When choosing or changing a career, it is best to align your core job duties with your natural strengths… so that what you do day in and day out energizes rather than drains you.
This is the core principle of my career practice because it leads to many career benefits—a topic I have explored and explained on many occasions in this blog.
Nevertheless, it is important to acknowledge other factors.
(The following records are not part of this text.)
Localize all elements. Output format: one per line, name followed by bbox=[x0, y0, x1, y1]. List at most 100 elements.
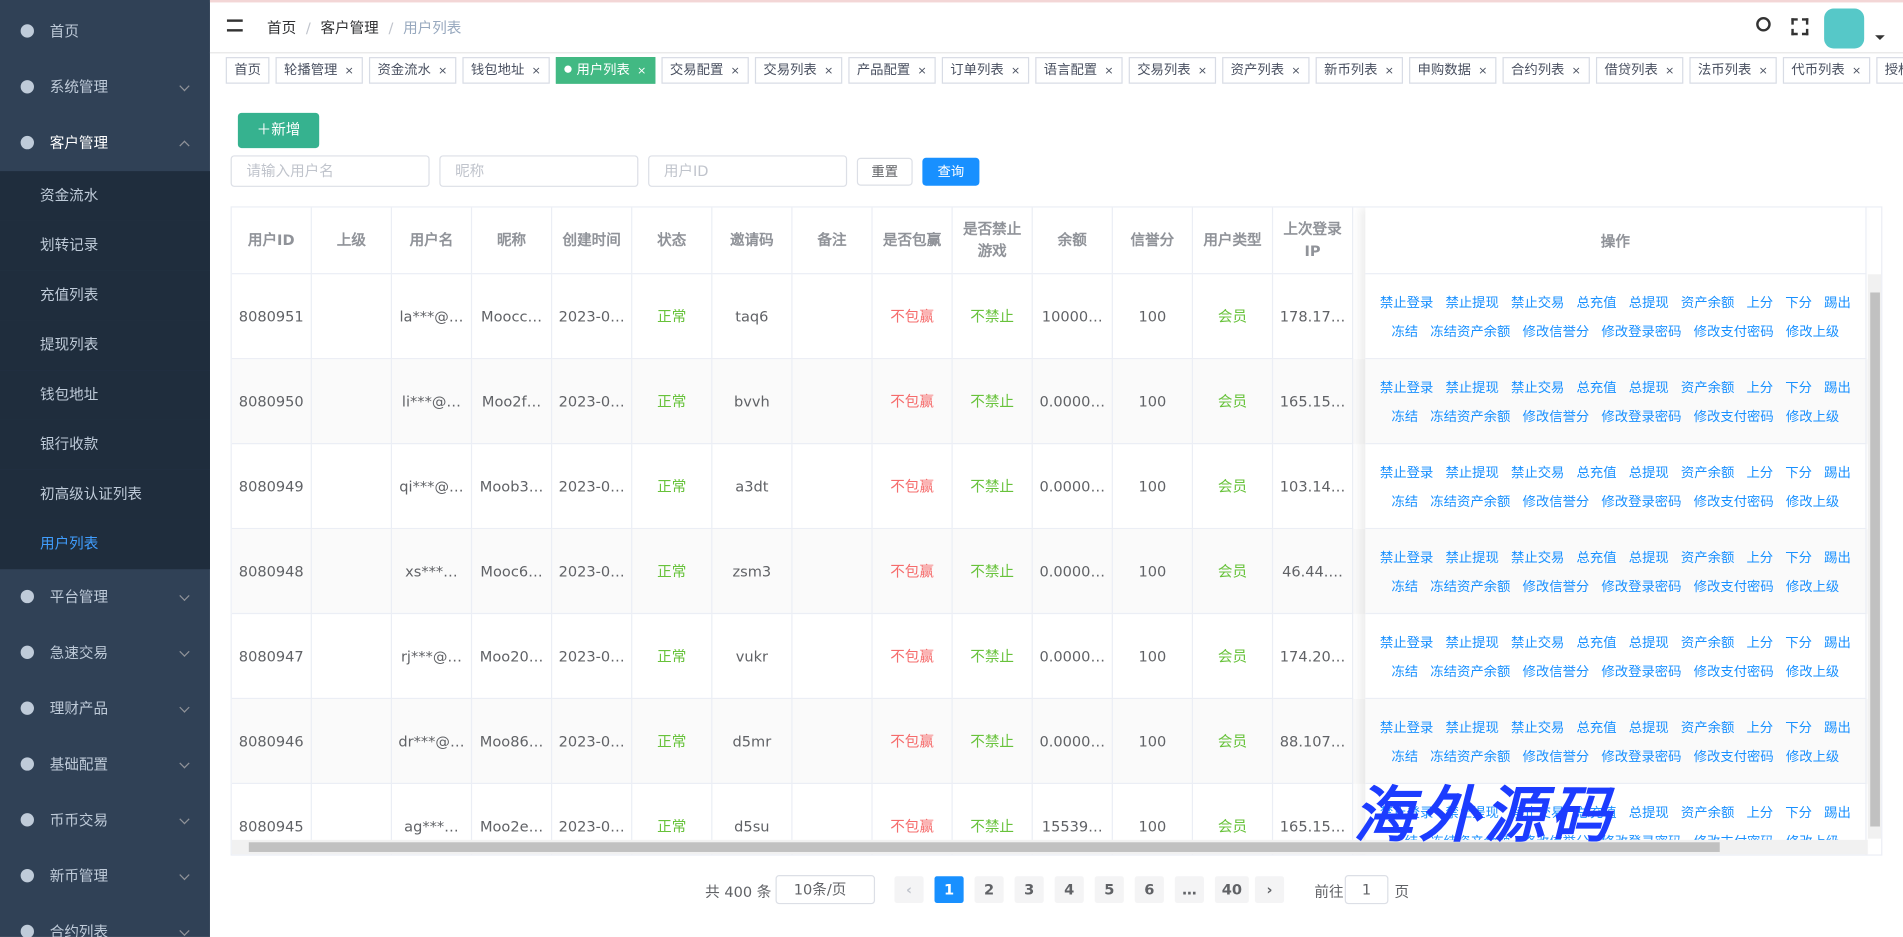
action-link[interactable]: 修改信誉分 bbox=[1522, 748, 1590, 764]
action-link[interactable]: 禁止交易 bbox=[1510, 549, 1565, 565]
tab[interactable]: 资产列表 × bbox=[1222, 57, 1309, 84]
menu-item[interactable]: 急速交易 bbox=[0, 625, 210, 681]
action-link[interactable]: 踢出 bbox=[1824, 294, 1851, 311]
action-link[interactable]: 上分 bbox=[1746, 634, 1774, 650]
action-link[interactable]: 总提现 bbox=[1628, 804, 1669, 820]
tab-close[interactable]: × bbox=[1571, 65, 1581, 78]
action-link[interactable]: 冻结 bbox=[1391, 663, 1419, 680]
action-link[interactable]: 上分 bbox=[1746, 549, 1774, 565]
action-link[interactable]: 总充值 bbox=[1576, 464, 1617, 480]
tab[interactable]: 轮播管理 × bbox=[275, 57, 363, 84]
action-link[interactable]: 禁止登录 bbox=[1379, 294, 1434, 311]
action-link[interactable]: 修改上级 bbox=[1785, 748, 1840, 764]
action-link[interactable]: 修改上级 bbox=[1785, 493, 1840, 510]
action-link[interactable]: 修改上级 bbox=[1785, 323, 1840, 340]
action-link[interactable]: 资产余额 bbox=[1680, 804, 1735, 820]
action-link[interactable]: 禁止提现 bbox=[1445, 549, 1499, 565]
reset-button[interactable]: 重置 bbox=[856, 157, 913, 186]
action-link[interactable]: 下分 bbox=[1785, 379, 1812, 396]
tab-close[interactable]: × bbox=[637, 65, 647, 78]
action-link[interactable]: 禁止登录 bbox=[1379, 719, 1434, 735]
action-link[interactable]: 禁止提现 bbox=[1445, 804, 1499, 820]
action-link[interactable]: 修改支付密码 bbox=[1693, 748, 1774, 764]
tab-close[interactable]: × bbox=[917, 65, 927, 78]
menu-item[interactable]: 首页 bbox=[0, 4, 210, 60]
action-link[interactable]: 禁止登录 bbox=[1379, 464, 1434, 480]
action-link[interactable]: 禁止登录 bbox=[1379, 634, 1434, 650]
menu-item[interactable]: 理财产品 bbox=[0, 681, 210, 737]
action-link[interactable]: 总提现 bbox=[1628, 549, 1669, 565]
page-number[interactable]: 40 bbox=[1214, 876, 1249, 903]
tab[interactable]: 产品配置 × bbox=[848, 57, 936, 84]
action-link[interactable]: 资产余额 bbox=[1680, 294, 1735, 311]
tab-close[interactable]: × bbox=[1197, 65, 1208, 78]
action-link[interactable]: 修改支付密码 bbox=[1693, 663, 1774, 680]
action-link[interactable]: 禁止交易 bbox=[1510, 634, 1565, 650]
action-link[interactable]: 修改信誉分 bbox=[1522, 578, 1590, 595]
h-scroll-thumb[interactable] bbox=[248, 842, 1720, 852]
submenu-item[interactable]: 银行收款 bbox=[0, 419, 210, 470]
action-link[interactable]: 上分 bbox=[1746, 379, 1774, 396]
menu-item[interactable]: 币币交易 bbox=[0, 793, 210, 849]
action-link[interactable]: 修改信誉分 bbox=[1522, 408, 1590, 425]
action-link[interactable]: 修改上级 bbox=[1785, 578, 1840, 595]
action-link[interactable]: 冻结资产余额 bbox=[1430, 748, 1511, 764]
action-link[interactable]: 禁止提现 bbox=[1445, 719, 1499, 735]
action-link[interactable]: 冻结资产余额 bbox=[1430, 408, 1511, 425]
tab-close[interactable]: × bbox=[438, 65, 448, 78]
action-link[interactable]: 修改上级 bbox=[1785, 663, 1840, 680]
page-number[interactable]: … bbox=[1174, 876, 1204, 903]
prev-page[interactable]: ‹ bbox=[894, 876, 924, 903]
action-link[interactable]: 禁止登录 bbox=[1379, 549, 1434, 565]
action-link[interactable]: 总提现 bbox=[1628, 634, 1669, 650]
search-input[interactable]: 昵称 bbox=[439, 155, 639, 187]
action-link[interactable]: 踢出 bbox=[1824, 719, 1851, 735]
tab-close[interactable]: × bbox=[1010, 65, 1021, 78]
page-size[interactable]: 10条/页 bbox=[775, 875, 876, 905]
action-link[interactable]: 总提现 bbox=[1628, 719, 1669, 735]
submenu-item[interactable]: 初高级认证列表 bbox=[0, 469, 210, 520]
action-link[interactable]: 冻结 bbox=[1391, 493, 1419, 510]
tab[interactable]: 用户列表 × bbox=[555, 57, 655, 84]
menu-item[interactable]: 合约列表 bbox=[0, 904, 210, 937]
action-link[interactable]: 下分 bbox=[1785, 294, 1812, 311]
action-link[interactable]: 修改支付密码 bbox=[1693, 323, 1774, 340]
action-link[interactable]: 下分 bbox=[1785, 464, 1812, 480]
action-link[interactable]: 总提现 bbox=[1628, 294, 1669, 311]
action-link[interactable]: 修改登录密码 bbox=[1601, 408, 1682, 425]
action-link[interactable]: 资产余额 bbox=[1680, 464, 1735, 480]
menu-item[interactable]: 新币管理 bbox=[0, 848, 210, 904]
tab-close[interactable]: × bbox=[1104, 65, 1114, 78]
action-link[interactable]: 踢出 bbox=[1824, 549, 1851, 565]
search-input[interactable]: 用户ID bbox=[648, 155, 848, 187]
tab-close[interactable]: × bbox=[1478, 65, 1488, 78]
action-link[interactable]: 上分 bbox=[1746, 719, 1774, 735]
page-number[interactable]: 4 bbox=[1054, 876, 1084, 903]
tab[interactable]: 代币列表 × bbox=[1782, 57, 1870, 84]
search-input[interactable]: 请输入用户名 bbox=[230, 155, 430, 187]
action-link[interactable]: 修改登录密码 bbox=[1601, 663, 1682, 680]
action-link[interactable]: 下分 bbox=[1785, 549, 1812, 565]
menu-item[interactable]: 平台管理 bbox=[0, 569, 210, 625]
tab[interactable]: 借贷列表 × bbox=[1595, 57, 1683, 84]
action-link[interactable]: 禁止交易 bbox=[1510, 464, 1565, 480]
tab[interactable]: 合约列表 × bbox=[1502, 57, 1590, 84]
submenu-item[interactable]: 用户列表 bbox=[0, 519, 210, 570]
action-link[interactable]: 冻结资产余额 bbox=[1430, 323, 1511, 340]
action-link[interactable]: 总充值 bbox=[1576, 804, 1617, 820]
action-link[interactable]: 总提现 bbox=[1628, 464, 1669, 480]
avatar-caret[interactable] bbox=[1875, 35, 1885, 45]
add-button[interactable]: ＋新增 bbox=[237, 112, 320, 149]
tab-close[interactable]: × bbox=[531, 65, 541, 78]
search-button[interactable]: 查询 bbox=[922, 157, 980, 186]
tab-close[interactable]: × bbox=[1384, 65, 1394, 78]
action-link[interactable]: 修改支付密码 bbox=[1693, 408, 1774, 425]
action-link[interactable]: 禁止提现 bbox=[1445, 379, 1499, 396]
tab[interactable]: 语言配置 × bbox=[1035, 57, 1123, 84]
tab-close[interactable]: × bbox=[1852, 65, 1862, 78]
action-link[interactable]: 下分 bbox=[1785, 634, 1812, 650]
action-link[interactable]: 禁止交易 bbox=[1510, 294, 1565, 311]
crumb[interactable]: 客户管理 bbox=[320, 19, 379, 37]
tab[interactable]: 新币列表 × bbox=[1315, 57, 1403, 84]
tab[interactable]: 交易列表 × bbox=[1128, 57, 1216, 84]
When advising clients, we often weigh their priorities and preferences.
Sometimes, we even use a chart that gives a number score to each factor, which helps them with their decision.
Money – what you need in the short term, what you want in the long term
Health & Dental benefits – especially important as we get older (or sicker)
Pension – a forced savings plan that is provides some security in an uncertain future
Vacation – what you need in the short term, what you want in the long term
Other benefits – e.g. stock options, tuition reimbursement, car allowance
Work/life balance – when hybrid work and flexibility for childcare is a high priority
Company culture – good relationship with your boss and colleagues
Stability – depends on your responsibilities and obligations, even your personality
Career advancement – opportunity to grow professionally
Timing – some factors we can’t control and we must react to circumstances
Simply listing each of these factors in terms of priority (e.g. 1=high, 2=moderate, 3=low) can help you separate reason from feelings when considering a career choice or change.